The probabilities above have quantum-information-theoretic interpretations. This is expanded upon in essentially the same question (with same circle notation A, B, C, D) posed two months ago in a graphics/Venn diagram framework
but not yet fully successfully addressed.
Per the request of Moti, here are a couple of attempts
https://www.wolframcloud.com/obj/4abd389b-9492-446d-8842-8a9fcfb16cfb
The circles are of the correct area, but the intersection of the two smaller circles (B, C) within A should be 0. (I have an objective function based on a weighted sum of the pairwise overlaps of the three circles which I'm trying to minimize through a random-number-based procedure. So, it would be preferable to have an exact procedure, if possible. I'm not sure how to incorporate the [three circle] zero-intersection requirement.)

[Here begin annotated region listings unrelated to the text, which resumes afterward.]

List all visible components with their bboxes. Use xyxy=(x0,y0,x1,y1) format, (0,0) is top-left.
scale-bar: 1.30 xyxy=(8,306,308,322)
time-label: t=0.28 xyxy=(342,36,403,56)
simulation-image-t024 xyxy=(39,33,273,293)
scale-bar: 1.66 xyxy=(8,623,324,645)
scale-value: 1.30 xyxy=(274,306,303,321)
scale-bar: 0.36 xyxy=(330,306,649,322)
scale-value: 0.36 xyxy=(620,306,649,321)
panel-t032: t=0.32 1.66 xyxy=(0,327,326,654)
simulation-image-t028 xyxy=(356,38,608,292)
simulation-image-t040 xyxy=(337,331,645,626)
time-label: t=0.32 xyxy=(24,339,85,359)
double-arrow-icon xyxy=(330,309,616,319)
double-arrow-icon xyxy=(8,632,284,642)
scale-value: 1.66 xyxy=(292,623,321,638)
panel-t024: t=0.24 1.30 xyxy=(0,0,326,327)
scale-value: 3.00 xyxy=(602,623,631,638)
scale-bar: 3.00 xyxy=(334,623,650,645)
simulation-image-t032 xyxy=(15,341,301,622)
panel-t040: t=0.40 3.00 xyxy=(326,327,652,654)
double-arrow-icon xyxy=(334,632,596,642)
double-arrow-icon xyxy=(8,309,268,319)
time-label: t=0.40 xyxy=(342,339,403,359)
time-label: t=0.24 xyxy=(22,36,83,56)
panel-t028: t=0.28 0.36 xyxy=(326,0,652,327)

This is more of a general guideline to solve the problem than an actual solution. :-(
First, it should be clear that the common area inclosed by 2 circles of given, fixed radii $r,R$ (assume $r \le R$,w.l.o.g.) it completely determined by the distance $d$ of their midpoints. Given those values, the area common between the circles can be found and numerically calculated, you can see the result and how it is derived at Wolfram.
What's not clear from the formula given there, is that the common area is a strictly monotonically decreasing function for
$$R-r \le d \le R+r.$$
Outside this interval, the situation is clear: If $d > R+r$, then the circles don't intersect at all, so the common area is $0$. If $d < R-r$, the smaller circle is completely inside the bigger one, the the common area is the smaller circle's area ($\pi r^2)$.
Inside the interval it is clear that the common area goes from $\pi r^2$ on the left end of the interval to $0$ on the right hand. An argument can be made (that I'm not giving here, that I'm 95% sure of, without having written it formally down), that inside the interval the function is strictly deacreasing.
That means your knowledge on the exact value of the common area of the intersection of 2 circles with known radii determines the distance of their midpoints exactly. If we call the midpoints of the circles $A,B,C$ $M_A,M_B$ and $M_C$, resp., you can now (numerically) calculate this distance between any two of them by the information you have on their radii and their common area.
Of course, the 3 distances between $M_A,M_B$ and $M_C$ determine their position in the plane up to congruence, so the postions of the 3 circles $A,B$ and $C$ is also determined uniquly up to congruence.
That means if the 3 circles $A,B$ and $C$ have a common interior point, which would mean positive area of intersection, is already completely determined by the information given, you don't have any 'wiggle room' to arrange them.
I guess that the picture you gave has already been made such that the 3 areas of intersection are correct. You can see that the 2 postions (by visual inspection) aren't 'different', they are just rotatated inside the big circle $D$. If that's true, it would mean there is no solution to your problem.